Aku tidak bisa membalas keluh kesahnya. Aku hanya duduk termenung. Mataku pun tidak mampu menatapnya. Aku bahkan merasakan kesedihan di wajahnya. Mungkinkan itu yang disebut cinta. Ia! Itulah cinta. Bahkan semua orang akan mengalami hal serupa. Kendati tidak semua cinta berujung dengan kepedihan, namun inilah kenyataan dari sebagian cinta yang aku rasakan. Bukan karena aku prihatin. Aku justru mengalami hal yang sama. Aku tak sanggup meninggalkannya.
"Wati... sejujurnya, aku mengalami hal yang sama. Aku bagaikan orang yang berdiri mengangkang. Sebelah kakiku di biara dan sebagian lain di luar sebagai awam pada umumnya. Dan sejatinya, aku tidak mesti mengabdi kepada dua tuan."
"Hiks... hiks...." Suara tangisan terus melengking. Wati seolah tak sanggup menerima kenyataan ini. Kami telah lama merajut kasih. Empat tahun bukan waktu yang muda. Cinta yang semakin lama akan menghasilkan rasa yang susah dilepaskan. Seperti sebuah benih, semakin hari akan terus tumbuh dan berkembang.
"Wati..." Kucoba merangkul bahunya untuk mengurangi tangisannya. Rupanya tidak membuahkan hasil. Wati terus mencucurkan air mata.
"Tapi kenapa kak! Kenapa? Bukankah kita telah berjanji untuk Bersama selamanya?" Ucapnya di sela-sela tangisannya
"Maafkan aku Watt. Aku telah menjadi lelaki egois. Selama ini aku telah menunjukkan cinta dibalik klausura. Seharusnya aku tidak melakukan hal demikian; mengucapkan jani-janji palsu. Dan aku sendiri tidak menyadari bahwa dalam kepalsuannya, cinta itu terus membesar. Aku telah melanggar janji suci di hadapan Tuhan. Cintaku mesti universal, tidak  sekedar persona. Jika demikian, terlalu naif identitasku. Aku merasa inilah waktunya untuk berhenti."

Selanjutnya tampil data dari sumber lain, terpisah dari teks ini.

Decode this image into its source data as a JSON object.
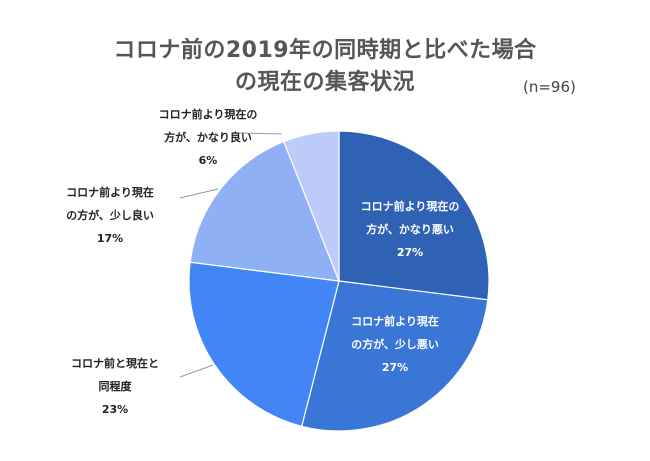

"kak... kamu tega!" katanya sembari melepaskan rangkulanku.
"Mana tasku? Aku tidak sanggup bertahan di sini. Rasanya seluruh badanku akan terbakar."
Aku menarik tas di belakangku dan menyodorkan kepada Wati. Secepat kilat ia mengambil tasnya menuju parkiran motor lalu pergi meninggalkanku sendiri.

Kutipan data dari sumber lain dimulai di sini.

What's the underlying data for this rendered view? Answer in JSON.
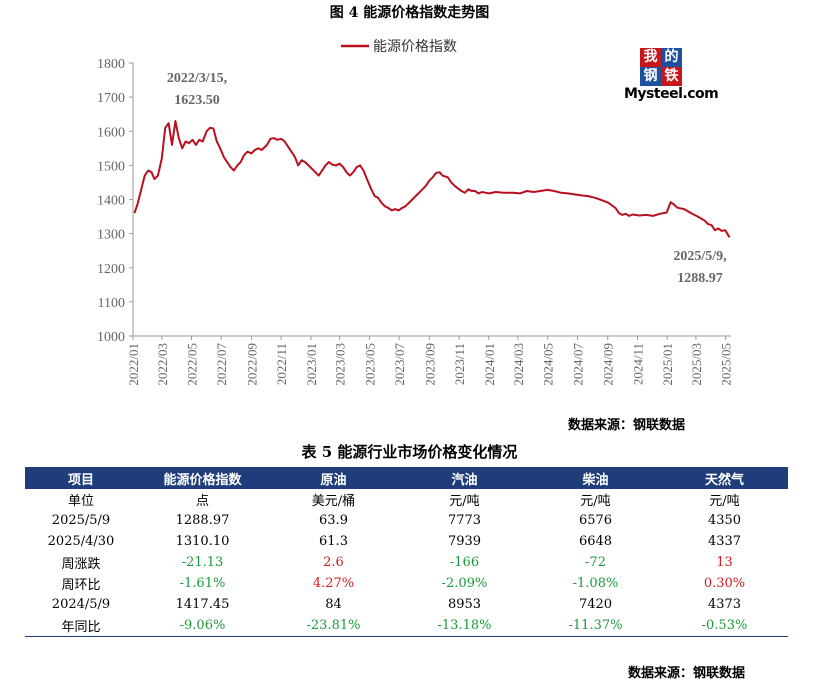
{
  "figure_title": "图 4  能源价格指数走势图",
  "source_chart": "数据来源：钢联数据",
  "logo": {
    "chars": [
      "我",
      "的",
      "钢",
      "铁"
    ],
    "brand": "Mysteel.com"
  },
  "chart_data": {
    "type": "line",
    "title": "图 4  能源价格指数走势图",
    "series": [
      {
        "name": "能源价格指数",
        "color": "#b8101e",
        "points": [
          [
            "2022-01-04",
            1360
          ],
          [
            "2022-01-10",
            1385
          ],
          [
            "2022-01-18",
            1430
          ],
          [
            "2022-01-25",
            1470
          ],
          [
            "2022-02-01",
            1485
          ],
          [
            "2022-02-08",
            1480
          ],
          [
            "2022-02-14",
            1460
          ],
          [
            "2022-02-21",
            1470
          ],
          [
            "2022-03-01",
            1520
          ],
          [
            "2022-03-08",
            1610
          ],
          [
            "2022-03-15",
            1623.5
          ],
          [
            "2022-03-22",
            1560
          ],
          [
            "2022-03-29",
            1630
          ],
          [
            "2022-04-05",
            1580
          ],
          [
            "2022-04-12",
            1550
          ],
          [
            "2022-04-19",
            1570
          ],
          [
            "2022-04-26",
            1565
          ],
          [
            "2022-05-03",
            1575
          ],
          [
            "2022-05-10",
            1560
          ],
          [
            "2022-05-17",
            1575
          ],
          [
            "2022-05-24",
            1570
          ],
          [
            "2022-06-01",
            1600
          ],
          [
            "2022-06-08",
            1610
          ],
          [
            "2022-06-15",
            1608
          ],
          [
            "2022-06-22",
            1570
          ],
          [
            "2022-06-29",
            1550
          ],
          [
            "2022-07-06",
            1525
          ],
          [
            "2022-07-13",
            1510
          ],
          [
            "2022-07-20",
            1495
          ],
          [
            "2022-07-27",
            1485
          ],
          [
            "2022-08-03",
            1500
          ],
          [
            "2022-08-10",
            1510
          ],
          [
            "2022-08-17",
            1530
          ],
          [
            "2022-08-24",
            1540
          ],
          [
            "2022-09-01",
            1535
          ],
          [
            "2022-09-08",
            1545
          ],
          [
            "2022-09-15",
            1550
          ],
          [
            "2022-09-22",
            1545
          ],
          [
            "2022-10-03",
            1560
          ],
          [
            "2022-10-10",
            1578
          ],
          [
            "2022-10-17",
            1580
          ],
          [
            "2022-10-24",
            1575
          ],
          [
            "2022-11-01",
            1578
          ],
          [
            "2022-11-08",
            1570
          ],
          [
            "2022-11-15",
            1555
          ],
          [
            "2022-11-22",
            1540
          ],
          [
            "2022-11-29",
            1525
          ],
          [
            "2022-12-06",
            1500
          ],
          [
            "2022-12-13",
            1515
          ],
          [
            "2022-12-20",
            1510
          ],
          [
            "2022-12-27",
            1500
          ],
          [
            "2023-01-03",
            1490
          ],
          [
            "2023-01-10",
            1480
          ],
          [
            "2023-01-17",
            1470
          ],
          [
            "2023-01-31",
            1500
          ],
          [
            "2023-02-07",
            1510
          ],
          [
            "2023-02-14",
            1502
          ],
          [
            "2023-02-21",
            1500
          ],
          [
            "2023-03-01",
            1505
          ],
          [
            "2023-03-08",
            1495
          ],
          [
            "2023-03-15",
            1480
          ],
          [
            "2023-03-22",
            1470
          ],
          [
            "2023-03-29",
            1480
          ],
          [
            "2023-04-05",
            1495
          ],
          [
            "2023-04-12",
            1500
          ],
          [
            "2023-04-19",
            1485
          ],
          [
            "2023-04-26",
            1460
          ],
          [
            "2023-05-05",
            1430
          ],
          [
            "2023-05-12",
            1410
          ],
          [
            "2023-05-19",
            1405
          ],
          [
            "2023-05-26",
            1390
          ],
          [
            "2023-06-02",
            1380
          ],
          [
            "2023-06-09",
            1375
          ],
          [
            "2023-06-16",
            1368
          ],
          [
            "2023-06-23",
            1372
          ],
          [
            "2023-06-30",
            1368
          ],
          [
            "2023-07-07",
            1375
          ],
          [
            "2023-07-14",
            1380
          ],
          [
            "2023-07-21",
            1390
          ],
          [
            "2023-07-28",
            1400
          ],
          [
            "2023-08-04",
            1410
          ],
          [
            "2023-08-11",
            1420
          ],
          [
            "2023-08-18",
            1430
          ],
          [
            "2023-08-25",
            1440
          ],
          [
            "2023-09-01",
            1455
          ],
          [
            "2023-09-08",
            1465
          ],
          [
            "2023-09-15",
            1478
          ],
          [
            "2023-09-22",
            1480
          ],
          [
            "2023-09-28",
            1470
          ],
          [
            "2023-10-09",
            1465
          ],
          [
            "2023-10-16",
            1450
          ],
          [
            "2023-10-23",
            1440
          ],
          [
            "2023-10-30",
            1432
          ],
          [
            "2023-11-06",
            1425
          ],
          [
            "2023-11-13",
            1420
          ],
          [
            "2023-11-20",
            1430
          ],
          [
            "2023-11-27",
            1425
          ],
          [
            "2023-12-04",
            1425
          ],
          [
            "2023-12-11",
            1418
          ],
          [
            "2023-12-18",
            1422
          ],
          [
            "2023-12-25",
            1420
          ],
          [
            "2024-01-02",
            1418
          ],
          [
            "2024-01-15",
            1422
          ],
          [
            "2024-02-01",
            1420
          ],
          [
            "2024-02-20",
            1420
          ],
          [
            "2024-03-05",
            1418
          ],
          [
            "2024-03-19",
            1425
          ],
          [
            "2024-04-02",
            1422
          ],
          [
            "2024-04-16",
            1425
          ],
          [
            "2024-04-30",
            1428
          ],
          [
            "2024-05-14",
            1425
          ],
          [
            "2024-05-28",
            1420
          ],
          [
            "2024-06-11",
            1418
          ],
          [
            "2024-06-25",
            1415
          ],
          [
            "2024-07-09",
            1412
          ],
          [
            "2024-07-23",
            1410
          ],
          [
            "2024-08-06",
            1405
          ],
          [
            "2024-08-20",
            1398
          ],
          [
            "2024-09-03",
            1390
          ],
          [
            "2024-09-17",
            1375
          ],
          [
            "2024-09-24",
            1360
          ],
          [
            "2024-10-01",
            1355
          ],
          [
            "2024-10-08",
            1358
          ],
          [
            "2024-10-15",
            1352
          ],
          [
            "2024-10-22",
            1356
          ],
          [
            "2024-11-05",
            1353
          ],
          [
            "2024-11-19",
            1355
          ],
          [
            "2024-12-03",
            1352
          ],
          [
            "2024-12-17",
            1358
          ],
          [
            "2024-12-31",
            1362
          ],
          [
            "2025-01-08",
            1392
          ],
          [
            "2025-01-15",
            1385
          ],
          [
            "2025-01-22",
            1376
          ],
          [
            "2025-02-05",
            1372
          ],
          [
            "2025-02-19",
            1360
          ],
          [
            "2025-03-05",
            1350
          ],
          [
            "2025-03-19",
            1338
          ],
          [
            "2025-03-26",
            1328
          ],
          [
            "2025-04-02",
            1325
          ],
          [
            "2025-04-09",
            1310
          ],
          [
            "2025-04-16",
            1315
          ],
          [
            "2025-04-23",
            1308
          ],
          [
            "2025-04-30",
            1310.1
          ],
          [
            "2025-05-09",
            1288.97
          ]
        ]
      }
    ],
    "x_ticks": [
      "2022/01",
      "2022/03",
      "2022/05",
      "2022/07",
      "2022/09",
      "2022/11",
      "2023/01",
      "2023/03",
      "2023/05",
      "2023/07",
      "2023/09",
      "2023/11",
      "2024/01",
      "2024/03",
      "2024/05",
      "2024/07",
      "2024/09",
      "2024/11",
      "2025/01",
      "2025/03",
      "2025/05"
    ],
    "ylim": [
      1000,
      1800
    ],
    "y_ticks": [
      1000,
      1100,
      1200,
      1300,
      1400,
      1500,
      1600,
      1700,
      1800
    ],
    "legend_position": "top-center",
    "annotations": [
      {
        "date": "2022-03-15",
        "value": 1623.5,
        "text_line1": "2022/3/15,",
        "text_line2": "1623.50",
        "color": "#666666"
      },
      {
        "date": "2025-05-09",
        "value": 1288.97,
        "text_line1": "2025/5/9,",
        "text_line2": "1288.97",
        "color": "#666666"
      }
    ]
  },
  "table": {
    "title": "表 5 能源行业市场价格变化情况",
    "header": [
      "项目",
      "能源价格指数",
      "原油",
      "汽油",
      "柴油",
      "天然气"
    ],
    "rows": [
      {
        "cells": [
          "单位",
          "点",
          "美元/桶",
          "元/吨",
          "元/吨",
          "元/吨"
        ],
        "colors": [
          "",
          "",
          "",
          "",
          "",
          ""
        ]
      },
      {
        "cells": [
          "2025/5/9",
          "1288.97",
          "63.9",
          "7773",
          "6576",
          "4350"
        ],
        "colors": [
          "",
          "",
          "",
          "",
          "",
          ""
        ]
      },
      {
        "cells": [
          "2025/4/30",
          "1310.10",
          "61.3",
          "7939",
          "6648",
          "4337"
        ],
        "colors": [
          "",
          "",
          "",
          "",
          "",
          ""
        ]
      },
      {
        "cells": [
          "周涨跌",
          "-21.13",
          "2.6",
          "-166",
          "-72",
          "13"
        ],
        "colors": [
          "",
          "neg",
          "pos",
          "neg",
          "neg",
          "pos"
        ]
      },
      {
        "cells": [
          "周环比",
          "-1.61%",
          "4.27%",
          "-2.09%",
          "-1.08%",
          "0.30%"
        ],
        "colors": [
          "",
          "neg",
          "pos",
          "neg",
          "neg",
          "pos"
        ]
      },
      {
        "cells": [
          "2024/5/9",
          "1417.45",
          "84",
          "8953",
          "7420",
          "4373"
        ],
        "colors": [
          "",
          "",
          "",
          "",
          "",
          ""
        ]
      },
      {
        "cells": [
          "年同比",
          "-9.06%",
          "-23.81%",
          "-13.18%",
          "-11.37%",
          "-0.53%"
        ],
        "colors": [
          "",
          "neg",
          "neg",
          "neg",
          "neg",
          "neg"
        ]
      }
    ]
  },
  "source_table": "数据来源：钢联数据"
}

Aku berani mengambil Langkah ini. Berhenti bukan kekurangan cinta. Justru sebaliknya. Cintaku semakin hari terus bertambah. Tiga hari lamanya aku merenungkan tentang bagaimana aku harus memilih. Sebuah pilihan yang tidak mudah. Tepatlah pepatah yang mengatakan, berani berbuat, berani bertanggung jawab. Dan kini kubuktikan.
Setelah Wati benar-benar hilang dari pandanganku, barulah aku beranjak dari tempat dudukku. Memang sesuai tujuan kedatanganku. Setelah semua terucap, aku merasa lega. Keterikatan sedikit lebih ringan ketimbang sebelumnya. Akhirnya, tanpa menyibukkan diri dengan kesibukan lagi. Aku memutuskan untuk kembali ke tempat tugas dan menjalani hari-hari seperti biasa.